Explicating “Exegesis”

Topical Then, Relevant Now … or is it?

The only thing necessary for the triumph of evil is for good men to do nothing.

– (generally attributed to) Edmund Burke


Exegesis (from the Greek ἐξήγησις from ἐξηγεῖσθαι ‘to lead out’) is a critical explanation or interpretation of a text, especially a religious text.

Quicksilver Night’s 2015 album Reliquary touched upon several subjects that might seem atypical, depending on your personal listening proclivities, and the song “Exegesis” is an example of one such. In general terms the song “Exegesis” is a broad message of warning at our societal predisposition to manipulate the props on the geopolitical stage with all of the attendant jingoism and scapegoating that energizes the process. History plainly shows where this often leads yet we blithely move ahead, unwilling or unable to discern the likely consequences of our meddling.

The first verse speaks to the process by which we look the other way as our civil liberties erode under the steadily rushing stream of “national security” and we compromise our societal values in service to some titular “patriotism”.

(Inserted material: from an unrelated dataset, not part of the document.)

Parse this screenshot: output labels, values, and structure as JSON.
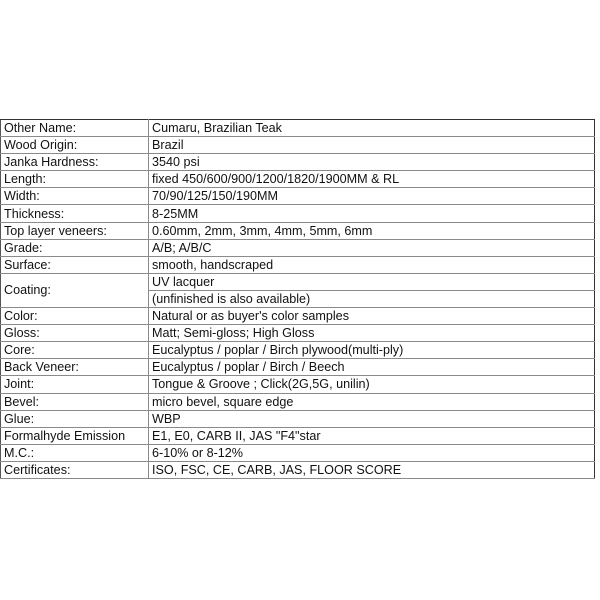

So expedient, slowly deviant…
Though subordinate, we all compromise…
Inarticulate, we still recognize
shadows rising…

The second verse refers to the unforeseen consequences of imperialistic meddling with sociopolitical dynamics in an environment where fanatical religious fundamentalism and/or deeply ingrained ethnic and sectarian resentments were suddenly liberated after simmering under decades of systemic oppression. To those unfamiliar with history it might seem that I was solely referring here to the rise of the nominal Islamic State but it goes far beyond that to encompass any number of historic events that can be characterized as having been thusly catalyzed.  For the record here, the Latin Hic sunt dracones (literally “here there are dragons”) is the warning on medieval maps about unknown dangers in an uncharted territory.

Protest innocence, ghosts of ignorance…
Bread on depths obscured, what do we dare bait?
Sinking unobserved, Hic sunt dracones
Pearls cast to swine…

Historically a scapegoat is an animal that would be symbolically burdened with of sins a community and driven away into the wilderness, carrying those transgressions away with it. Quis custodiet ipsos custodes? – Latin for “Who watches the watchmen?” or, perhaps better, “Who guards the guards themselves?” – is indeed the long-standing admonition to be wary of those in positions of unrestrained power.

So vicarious, martyred surrogates…
Drive the goat away (Quis custodiet…)
Blind, the sheep remain (ipsos custodes?)
Bleating the lines…

Marching in time…
Soft chime the bells…
Straight into hell…

I felt a strong desire to add some sort of summarizing paragraph but I sort of think what I’ve already presented here stands on its own and if it doesn’t then, rhetorically, what more could I possibly add anyway?

…except perhaps look around you and consider whether or not it might be happening now.